L'objectif de ce texte de loi est alors d'aligner le droit fiscal sur la réalité sociale. Accorder aux beaux-parents le même abattement que les parents, soit 100 000 € tous les 15 ans, constituerait une mesure de justice sociale et de cohésion. Elle offrirait aux familles recomposées la reconnaissance qu'elles méritent, en leur donnant les mêmes outils patrimoniaux que les autres. Elle enverrait un message clair : la République ne hiérarchise pas les familles, elle reconnaît toutes celles qui s'engagent dans l'éducation et le soin des enfants.

La nécessité d'un lien juridique solide (mariage ou PACS), l'exigence d'une durée minimale de vie commune de cinq ans, sont intégrés dans ce texte de loi pour éviter les donations opportunistes, et le contrôle par un notaire. Ces conditions simples mais strictes permettent de sécuriser la mesure tout en évitant que la fiscalité ne soit instrumentalisée.

En adoptant une telle réforme, la France deviendrait précurseure en Europe. Ni l'Allemagne, ni l'Italie, ni la Belgique ne reconnaissent aujourd'hui fiscalement la place des beaux-parents. La France peut montrer la voie d'une fiscalité moderne, adaptée aux nouvelles réalités familiales. Cette reconnaissance serait à la fois un acte symbolique fort et une mesure concrète, qui soulagerait financièrement des millions de foyers et éviterait que des transmissions patrimoniales légitimes soient réduites à néant par l'impôt.

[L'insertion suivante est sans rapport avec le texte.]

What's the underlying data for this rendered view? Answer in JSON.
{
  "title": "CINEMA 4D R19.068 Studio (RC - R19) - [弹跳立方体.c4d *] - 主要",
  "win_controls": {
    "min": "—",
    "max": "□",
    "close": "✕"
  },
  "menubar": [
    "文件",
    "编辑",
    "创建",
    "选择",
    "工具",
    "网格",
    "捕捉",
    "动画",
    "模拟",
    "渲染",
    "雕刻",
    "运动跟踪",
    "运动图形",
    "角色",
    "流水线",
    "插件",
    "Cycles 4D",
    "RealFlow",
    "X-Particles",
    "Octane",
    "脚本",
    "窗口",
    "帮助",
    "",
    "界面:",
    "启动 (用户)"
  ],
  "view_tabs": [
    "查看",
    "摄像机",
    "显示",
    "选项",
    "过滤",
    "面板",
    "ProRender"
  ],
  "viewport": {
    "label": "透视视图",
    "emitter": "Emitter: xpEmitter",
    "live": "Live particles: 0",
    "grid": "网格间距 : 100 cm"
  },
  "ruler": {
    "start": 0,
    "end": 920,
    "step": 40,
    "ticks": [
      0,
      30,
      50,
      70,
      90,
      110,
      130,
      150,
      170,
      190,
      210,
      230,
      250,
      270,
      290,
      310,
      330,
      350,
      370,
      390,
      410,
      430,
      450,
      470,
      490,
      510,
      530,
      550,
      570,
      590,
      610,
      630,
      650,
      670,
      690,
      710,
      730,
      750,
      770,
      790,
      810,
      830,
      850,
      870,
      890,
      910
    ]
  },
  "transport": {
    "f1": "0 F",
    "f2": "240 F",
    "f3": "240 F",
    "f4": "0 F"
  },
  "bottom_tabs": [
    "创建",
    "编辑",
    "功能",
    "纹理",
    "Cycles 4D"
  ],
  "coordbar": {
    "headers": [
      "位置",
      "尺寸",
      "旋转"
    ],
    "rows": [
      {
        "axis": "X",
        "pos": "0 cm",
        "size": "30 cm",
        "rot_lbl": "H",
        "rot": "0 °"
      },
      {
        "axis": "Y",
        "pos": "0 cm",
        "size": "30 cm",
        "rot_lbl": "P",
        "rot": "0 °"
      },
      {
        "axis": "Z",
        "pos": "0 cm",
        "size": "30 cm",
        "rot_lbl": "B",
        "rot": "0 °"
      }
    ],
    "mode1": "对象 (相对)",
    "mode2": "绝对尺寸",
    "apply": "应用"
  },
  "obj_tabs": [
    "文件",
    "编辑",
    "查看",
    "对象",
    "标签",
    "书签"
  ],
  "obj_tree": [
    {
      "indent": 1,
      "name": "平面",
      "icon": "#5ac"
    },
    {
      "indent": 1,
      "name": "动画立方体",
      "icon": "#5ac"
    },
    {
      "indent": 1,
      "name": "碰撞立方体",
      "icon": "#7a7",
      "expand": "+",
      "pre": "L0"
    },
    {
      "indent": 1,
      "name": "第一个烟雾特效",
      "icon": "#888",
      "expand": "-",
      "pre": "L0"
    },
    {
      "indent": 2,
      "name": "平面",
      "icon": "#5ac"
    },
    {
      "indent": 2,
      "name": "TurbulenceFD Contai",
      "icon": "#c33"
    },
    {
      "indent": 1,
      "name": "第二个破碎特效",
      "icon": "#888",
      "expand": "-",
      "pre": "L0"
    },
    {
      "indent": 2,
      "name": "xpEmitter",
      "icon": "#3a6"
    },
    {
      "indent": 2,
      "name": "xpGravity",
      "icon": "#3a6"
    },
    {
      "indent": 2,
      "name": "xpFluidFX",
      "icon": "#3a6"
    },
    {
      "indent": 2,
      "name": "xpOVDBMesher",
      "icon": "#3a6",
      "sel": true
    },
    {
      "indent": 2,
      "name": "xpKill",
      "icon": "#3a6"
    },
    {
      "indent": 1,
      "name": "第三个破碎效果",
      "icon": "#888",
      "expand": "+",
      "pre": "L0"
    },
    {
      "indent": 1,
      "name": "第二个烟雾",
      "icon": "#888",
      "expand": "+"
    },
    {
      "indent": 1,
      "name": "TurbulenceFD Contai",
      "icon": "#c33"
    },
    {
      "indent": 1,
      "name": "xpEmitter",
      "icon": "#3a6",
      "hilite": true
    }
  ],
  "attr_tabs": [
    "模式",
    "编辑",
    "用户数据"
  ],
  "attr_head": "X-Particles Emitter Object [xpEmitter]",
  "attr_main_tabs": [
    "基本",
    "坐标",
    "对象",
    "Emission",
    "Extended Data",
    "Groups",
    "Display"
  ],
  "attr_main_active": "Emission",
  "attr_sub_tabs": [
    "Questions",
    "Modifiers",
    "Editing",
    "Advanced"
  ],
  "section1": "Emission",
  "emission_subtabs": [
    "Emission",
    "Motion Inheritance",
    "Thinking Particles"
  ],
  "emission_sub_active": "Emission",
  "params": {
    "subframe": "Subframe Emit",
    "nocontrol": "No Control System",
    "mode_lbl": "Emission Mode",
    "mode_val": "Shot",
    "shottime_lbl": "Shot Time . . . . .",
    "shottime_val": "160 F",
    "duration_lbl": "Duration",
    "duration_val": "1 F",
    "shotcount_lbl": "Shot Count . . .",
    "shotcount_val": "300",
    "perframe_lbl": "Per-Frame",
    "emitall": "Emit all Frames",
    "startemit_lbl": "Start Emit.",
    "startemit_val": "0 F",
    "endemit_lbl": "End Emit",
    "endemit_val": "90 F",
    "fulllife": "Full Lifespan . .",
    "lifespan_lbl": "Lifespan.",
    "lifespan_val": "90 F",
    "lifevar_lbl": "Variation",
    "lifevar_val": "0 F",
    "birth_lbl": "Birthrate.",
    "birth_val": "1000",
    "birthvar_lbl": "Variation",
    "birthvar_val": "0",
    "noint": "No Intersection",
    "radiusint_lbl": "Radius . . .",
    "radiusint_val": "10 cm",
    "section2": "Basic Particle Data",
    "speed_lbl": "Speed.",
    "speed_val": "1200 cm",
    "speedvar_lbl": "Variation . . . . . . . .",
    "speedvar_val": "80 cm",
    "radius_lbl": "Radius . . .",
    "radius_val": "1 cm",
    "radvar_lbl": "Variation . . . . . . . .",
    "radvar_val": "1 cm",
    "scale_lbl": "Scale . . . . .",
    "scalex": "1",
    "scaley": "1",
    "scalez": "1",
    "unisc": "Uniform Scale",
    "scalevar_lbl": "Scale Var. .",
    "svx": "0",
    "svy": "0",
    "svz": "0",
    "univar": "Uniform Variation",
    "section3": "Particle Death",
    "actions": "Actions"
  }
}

Il est temps que la loi cesse d'ignorer l'évidence, les beaux-parents sont, pour des millions d'enfants, de véritables parents. Les exclure du bénéfice des abattements revient à nier leur rôle, leur engagement et leur lien affectif inhérent à la relation parentale. Les intégrer dans le droit fiscal, c'est faire entrer la loi dans le XXIe siècle, c'est reconnaître que la famille n'a plus une seule définition, mais qu'elle a toujours la même finalité : élever, éduquer, protéger et transmettre.

* 1 Institut national de la statistique et des études économiques (INSEE), 2023.